La remontée de la ringstrasse vers le Danube m'offre l'exploration du Stadtpark (parc de la ville) qui, malgré un temps gris et une absence totale d'activités extérieures, conserve un certain charme. En fermant les yeux, on arriverait presque à l'imaginer lors d'une belle journée d'été.
Un peu plus loin de là, soit à quelques centaines de mètres, je tombe sur un spectacle assez extraordinaire. À côté de l'ambassade de France (qui soit dit en passant, est un sacré bâtiment), se dresse une place. Sur cette place, il y a une fontaine et un monument aux morts de la Seconde Guerre mondial. Et sur ce monument, je reconnais aisément des lettres ... en cyrillique. Quelle découverte sympathique !

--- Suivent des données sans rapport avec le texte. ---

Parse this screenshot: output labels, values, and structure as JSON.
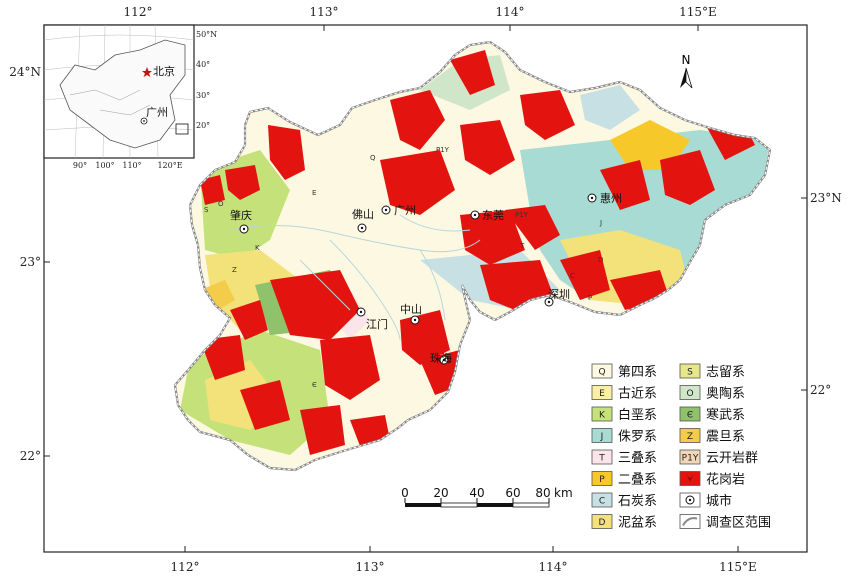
{
  "axes": {
    "top_ticks": [
      "112°",
      "113°",
      "114°",
      "115°E"
    ],
    "bottom_ticks": [
      "112°",
      "113°",
      "114°",
      "115°E"
    ],
    "left_ticks": [
      "24°N",
      "23°",
      "22°"
    ],
    "right_ticks": [
      "23°N",
      "22°"
    ]
  },
  "north_arrow": {
    "label": "N"
  },
  "inset": {
    "lat_ticks": [
      "50°N",
      "40°",
      "30°",
      "20°"
    ],
    "lon_ticks": [
      "90°",
      "100°",
      "110°",
      "120°E"
    ],
    "cities": [
      {
        "name": "北京",
        "symbol": "star"
      },
      {
        "name": "广州",
        "symbol": "city"
      }
    ]
  },
  "cities": [
    "肇庆",
    "佛山",
    "广州",
    "东莞",
    "惠州",
    "江门",
    "中山",
    "珠海",
    "深圳"
  ],
  "formation_codes": [
    "Q",
    "E",
    "K",
    "J",
    "T",
    "P",
    "C",
    "D",
    "S",
    "O",
    "Є",
    "Z",
    "P1Y"
  ],
  "legend": {
    "items": [
      {
        "code": "Q",
        "name": "第四系",
        "color": "#fdf8e1"
      },
      {
        "code": "E",
        "name": "古近系",
        "color": "#fbefa5"
      },
      {
        "code": "K",
        "name": "白垩系",
        "color": "#c5e27a"
      },
      {
        "code": "J",
        "name": "侏罗系",
        "color": "#a8dbd3"
      },
      {
        "code": "T",
        "name": "三叠系",
        "color": "#fbe4ea"
      },
      {
        "code": "P",
        "name": "二叠系",
        "color": "#f7c82a"
      },
      {
        "code": "C",
        "name": "石炭系",
        "color": "#c7e0e4"
      },
      {
        "code": "D",
        "name": "泥盆系",
        "color": "#f3e27a"
      },
      {
        "code": "S",
        "name": "志留系",
        "color": "#e6e68a"
      },
      {
        "code": "O",
        "name": "奥陶系",
        "color": "#cfe6c9"
      },
      {
        "code": "Є",
        "name": "寒武系",
        "color": "#8fc26a"
      },
      {
        "code": "Z",
        "name": "震旦系",
        "color": "#f2cc4a"
      },
      {
        "code": "P1Y",
        "name": "云开岩群",
        "color": "#f1d7b8"
      },
      {
        "code": "",
        "name": "花岗岩",
        "color": "#e3140f"
      },
      {
        "code": "",
        "name": "城市",
        "color": "#ffffff"
      },
      {
        "code": "",
        "name": "调查区范围",
        "color": "#ffffff"
      }
    ]
  },
  "scale_bar": {
    "ticks": [
      "0",
      "20",
      "40",
      "60",
      "80"
    ],
    "unit": "km"
  }
}
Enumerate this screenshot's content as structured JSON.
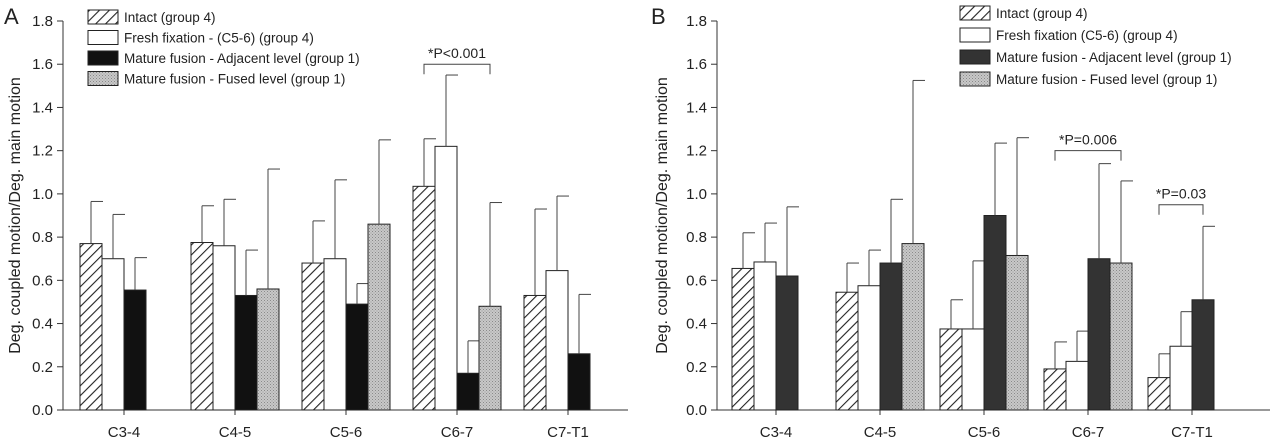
{
  "figure": {
    "panels": [
      "A",
      "B"
    ]
  },
  "chart_data": [
    {
      "type": "bar",
      "panel": "A",
      "title": "",
      "xlabel": "",
      "ylabel": "Deg. coupled motion/Deg. main motion",
      "ylim": [
        0,
        1.8
      ],
      "yticks": [
        "0.0",
        "0.2",
        "0.4",
        "0.6",
        "0.8",
        "1.0",
        "1.2",
        "1.4",
        "1.6",
        "1.8"
      ],
      "categories": [
        "C3-4",
        "C4-5",
        "C5-6",
        "C6-7",
        "C7-T1"
      ],
      "legend_position": "top-left",
      "grid": false,
      "series": [
        {
          "name": "Intact (group 4)",
          "pattern": "diagonal-hatch",
          "values": [
            0.77,
            0.775,
            0.68,
            1.035,
            0.53
          ],
          "error_upper": [
            0.965,
            0.945,
            0.875,
            1.255,
            0.93
          ]
        },
        {
          "name": "Fresh fixation - (C5-6) (group 4)",
          "pattern": "white",
          "values": [
            0.7,
            0.76,
            0.7,
            1.22,
            0.645
          ],
          "error_upper": [
            0.905,
            0.975,
            1.065,
            1.55,
            0.99
          ]
        },
        {
          "name": "Mature fusion - Adjacent level (group 1)",
          "pattern": "black",
          "values": [
            0.555,
            0.53,
            0.49,
            0.17,
            0.26
          ],
          "error_upper": [
            0.705,
            0.74,
            0.585,
            0.32,
            0.535
          ]
        },
        {
          "name": "Mature fusion - Fused level (group 1)",
          "pattern": "light-stipple",
          "values": [
            null,
            0.56,
            0.86,
            0.48,
            null
          ],
          "error_upper": [
            null,
            1.115,
            1.25,
            0.96,
            null
          ]
        }
      ],
      "annotations": [
        {
          "text": "*P<0.001",
          "category": "C6-7",
          "from_series": 0,
          "to_series": 3,
          "y": 1.6
        }
      ]
    },
    {
      "type": "bar",
      "panel": "B",
      "title": "",
      "xlabel": "",
      "ylabel": "Deg. coupled motion/Deg. main motion",
      "ylim": [
        0,
        1.8
      ],
      "yticks": [
        "0.0",
        "0.2",
        "0.4",
        "0.6",
        "0.8",
        "1.0",
        "1.2",
        "1.4",
        "1.6",
        "1.8"
      ],
      "categories": [
        "C3-4",
        "C4-5",
        "C5-6",
        "C6-7",
        "C7-T1"
      ],
      "legend_position": "top-right",
      "grid": false,
      "series": [
        {
          "name": "Intact (group 4)",
          "pattern": "diagonal-hatch",
          "values": [
            0.655,
            0.545,
            0.375,
            0.19,
            0.15
          ],
          "error_upper": [
            0.82,
            0.68,
            0.51,
            0.315,
            0.26
          ]
        },
        {
          "name": "Fresh fixation (C5-6) (group 4)",
          "pattern": "white",
          "values": [
            0.685,
            0.575,
            0.375,
            0.225,
            0.295
          ],
          "error_upper": [
            0.865,
            0.74,
            0.69,
            0.365,
            0.455
          ]
        },
        {
          "name": "Mature fusion - Adjacent level (group 1)",
          "pattern": "dark-gray",
          "values": [
            0.62,
            0.68,
            0.9,
            0.7,
            0.51
          ],
          "error_upper": [
            0.94,
            0.975,
            1.235,
            1.14,
            0.85
          ]
        },
        {
          "name": "Mature fusion - Fused level (group 1)",
          "pattern": "light-stipple",
          "values": [
            null,
            0.77,
            0.715,
            0.68,
            null
          ],
          "error_upper": [
            null,
            1.525,
            1.26,
            1.06,
            null
          ]
        }
      ],
      "annotations": [
        {
          "text": "*P=0.006",
          "category": "C6-7",
          "from_series": 0,
          "to_series": 3,
          "y": 1.2
        },
        {
          "text": "*P=0.03",
          "category": "C7-T1",
          "from_series": 0,
          "to_series": 2,
          "y": 0.95
        }
      ]
    }
  ]
}
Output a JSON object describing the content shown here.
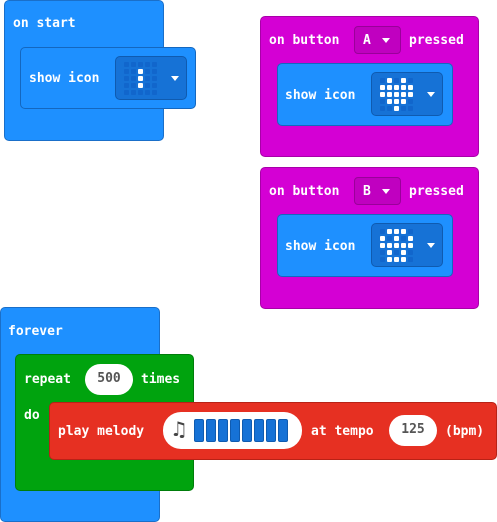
{
  "on_start": {
    "label": "on start",
    "show_icon_label": "show icon",
    "icon_leds": "0000000100001000010000000"
  },
  "button_a": {
    "label_on": "on button",
    "button": "A",
    "label_pressed": "pressed",
    "show_icon_label": "show icon",
    "icon_leds": "0101011111111110111000100"
  },
  "button_b": {
    "label_on": "on button",
    "button": "B",
    "label_pressed": "pressed",
    "show_icon_label": "show icon",
    "icon_leds": "0111010101111110101001110"
  },
  "forever": {
    "label": "forever",
    "repeat_label": "repeat",
    "repeat_count": "500",
    "times_label": "times",
    "do_label": "do",
    "play_melody_label": "play melody",
    "melody_cells": 8,
    "at_tempo_label": "at tempo",
    "tempo": "125",
    "bpm_label": "(bpm)"
  },
  "colors": {
    "basic": "#1e90ff",
    "input": "#d400d4",
    "loops": "#00a30e",
    "music": "#e63022",
    "led_on": "#ffffff",
    "led_off": "#1166cc"
  }
}
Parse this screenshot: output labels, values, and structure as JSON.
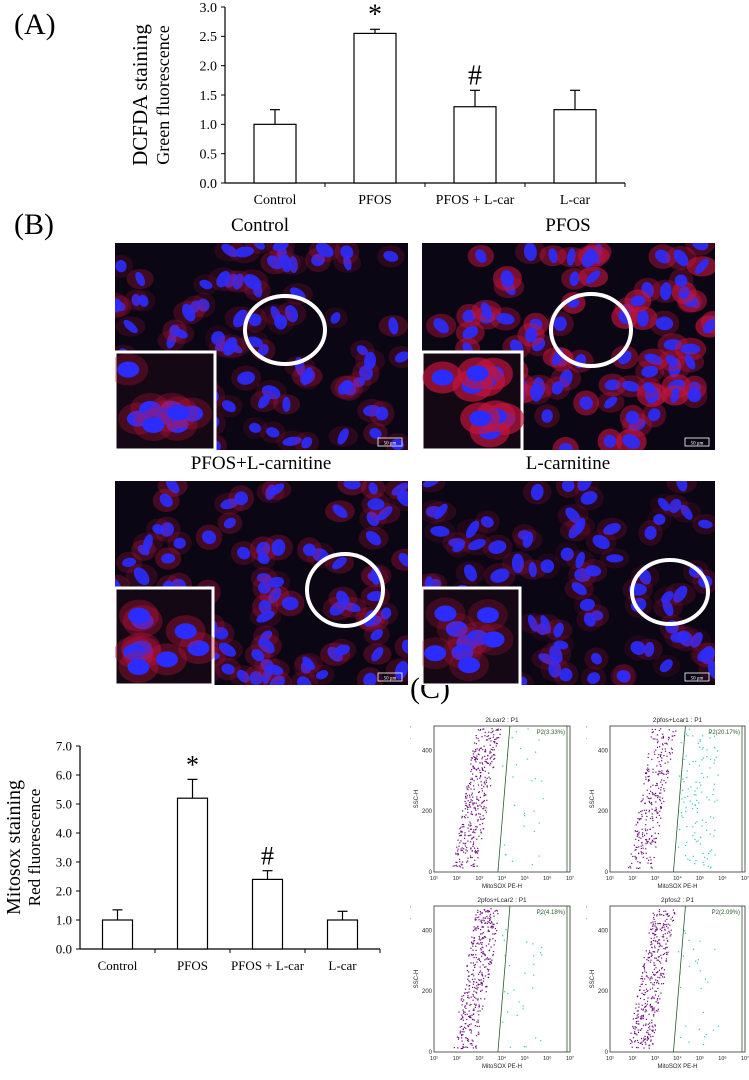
{
  "panels": {
    "a": "(A)",
    "b": "(B)",
    "c": "(C)"
  },
  "colors": {
    "nucleus": "#2b2cff",
    "cytoplasm_red": "#c0143c",
    "circle": "#ffffff",
    "flow_purple": "#6a0a78",
    "flow_cyan": "#2ec4c4",
    "gate_line": "#2a5a2a"
  },
  "chart_data": [
    {
      "type": "bar",
      "ylabel": "DCFDA staining",
      "ylabel2": "Green fluorescence",
      "categories": [
        "Control",
        "PFOS",
        "PFOS + L-car",
        "L-car"
      ],
      "values": [
        1.0,
        2.55,
        1.3,
        1.25
      ],
      "errors": [
        0.25,
        0.07,
        0.28,
        0.33
      ],
      "markers": [
        "",
        "*",
        "#",
        ""
      ],
      "ylim": [
        0,
        3.0
      ],
      "yticks": [
        "0.0",
        "0.5",
        "1.0",
        "1.5",
        "2.0",
        "2.5",
        "3.0"
      ]
    },
    {
      "type": "bar",
      "ylabel": "Mitosox staining",
      "ylabel2": "Red fluorescence",
      "categories": [
        "Control",
        "PFOS",
        "PFOS + L-car",
        "L-car"
      ],
      "values": [
        1.0,
        5.2,
        2.4,
        1.0
      ],
      "errors": [
        0.35,
        0.65,
        0.3,
        0.3
      ],
      "markers": [
        "",
        "*",
        "#",
        ""
      ],
      "ylim": [
        0,
        7.0
      ],
      "yticks": [
        "0.0",
        "1.0",
        "2.0",
        "3.0",
        "4.0",
        "5.0",
        "6.0",
        "7.0"
      ]
    }
  ],
  "micrographs": [
    {
      "title": "Control",
      "scale": "50 μm",
      "intensity": 0.25
    },
    {
      "title": "PFOS",
      "scale": "50 μm",
      "intensity": 0.9
    },
    {
      "title": "PFOS+L-carnitine",
      "scale": "50 μm",
      "intensity": 0.35
    },
    {
      "title": "L-carnitine",
      "scale": "50 μm",
      "intensity": 0.15
    }
  ],
  "flow": [
    {
      "title": "2Lcar2 : P1",
      "gate": "P2(3.33%)",
      "cyan": 0.06
    },
    {
      "title": "2pfos+Lcar1 : P1",
      "gate": "P2(20.17%)",
      "cyan": 0.3
    },
    {
      "title": "2pfos+Lcar2 : P1",
      "gate": "P2(4.18%)",
      "cyan": 0.08
    },
    {
      "title": "2pfos2 : P1",
      "gate": "P2(2.09%)",
      "cyan": 0.05
    }
  ],
  "flow_axes": {
    "xlabel": "MitoSOX PE-H",
    "ylabel": "SSC-H",
    "ymult": "(x10³)",
    "xticks": [
      "10¹",
      "10²",
      "10³",
      "10⁴",
      "10⁵",
      "10⁶",
      "10⁷"
    ],
    "yticks": [
      "0",
      "200",
      "400"
    ]
  }
}
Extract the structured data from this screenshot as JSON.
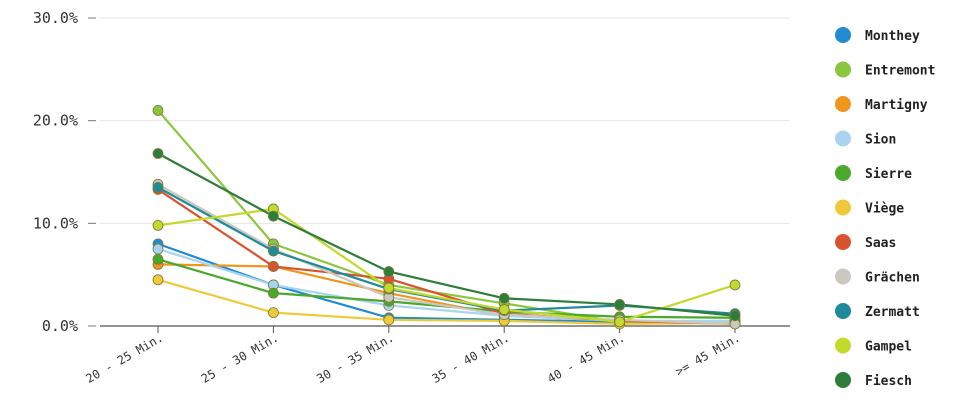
{
  "chart_data": {
    "type": "line",
    "categories": [
      "20 - 25 Min.",
      "25 - 30 Min.",
      "30 - 35 Min.",
      "35 - 40 Min.",
      "40 - 45 Min.",
      ">= 45 Min."
    ],
    "y_ticks": [
      "0.0%",
      "10.0%",
      "20.0%",
      "30.0%"
    ],
    "ylim": [
      0,
      30
    ],
    "y_unit": "%",
    "grid": true,
    "legend_position": "right",
    "series": [
      {
        "name": "Monthey",
        "color": "#1f8bd2",
        "values": [
          8.0,
          4.0,
          0.8,
          0.6,
          0.4,
          0.3
        ]
      },
      {
        "name": "Entremont",
        "color": "#8cc63f",
        "values": [
          21.0,
          8.0,
          4.0,
          2.2,
          0.4,
          0.5
        ]
      },
      {
        "name": "Martigny",
        "color": "#f0961e",
        "values": [
          6.0,
          5.8,
          3.2,
          1.0,
          0.5,
          0.3
        ]
      },
      {
        "name": "Sion",
        "color": "#a9d4ef",
        "values": [
          7.5,
          4.0,
          2.0,
          1.0,
          0.5,
          0.5
        ]
      },
      {
        "name": "Sierre",
        "color": "#4aa82a",
        "values": [
          6.5,
          3.2,
          2.4,
          1.4,
          0.9,
          0.8
        ]
      },
      {
        "name": "Viège",
        "color": "#f0c93a",
        "values": [
          4.5,
          1.3,
          0.6,
          0.5,
          0.2,
          0.3
        ]
      },
      {
        "name": "Saas",
        "color": "#d9532e",
        "values": [
          13.3,
          5.8,
          4.6,
          1.2,
          0.5,
          0.2
        ]
      },
      {
        "name": "Grächen",
        "color": "#c9c9bf",
        "values": [
          13.8,
          7.5,
          2.8,
          1.1,
          0.6,
          0.2
        ]
      },
      {
        "name": "Zermatt",
        "color": "#1e8a9a",
        "values": [
          13.5,
          7.3,
          3.6,
          1.5,
          2.0,
          1.2
        ]
      },
      {
        "name": "Gampel",
        "color": "#c3d92b",
        "values": [
          9.8,
          11.4,
          3.7,
          1.6,
          0.4,
          4.0
        ]
      },
      {
        "name": "Fiesch",
        "color": "#2e7d3a",
        "values": [
          16.8,
          10.7,
          5.3,
          2.7,
          2.1,
          1.0
        ]
      }
    ]
  }
}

C'est ainsi que j'ai passé une petite demi-heure à tenter de déchiffrer ces magnifiques écrits, tandis que les touristes lambdas se satisfaisaient de simples photos. Regrettable.
Après cette séquence émotion, me voilà repartie sur la route. Une longue route, très longue route, trop longue route. Au point que je manque de faire demi-tour. Mais au moment exact où mon désespoir s'apprêtait à atteindre son paroxysme, je vis cette pancarte : "Belvedere in 180 meters". Hors de question de rebrousser chemin, donc.
Une paire de jambes foutues plus tard, je me retrouve donc au fameux Palais du Belvédère. Et il m'aura fallu faire le tour du bâtiment en question pour comprendre pourquoi il portait si bien son nom. Cette côte incessante dont je n'ai cessé de me plaindre sur le trajet m'offre soudain une vue absolument resplendissante sur Vienne. Bon, c'est nuageux et on ne voit pas tout, mais ça valait quand même le détour. Ravie, je suis.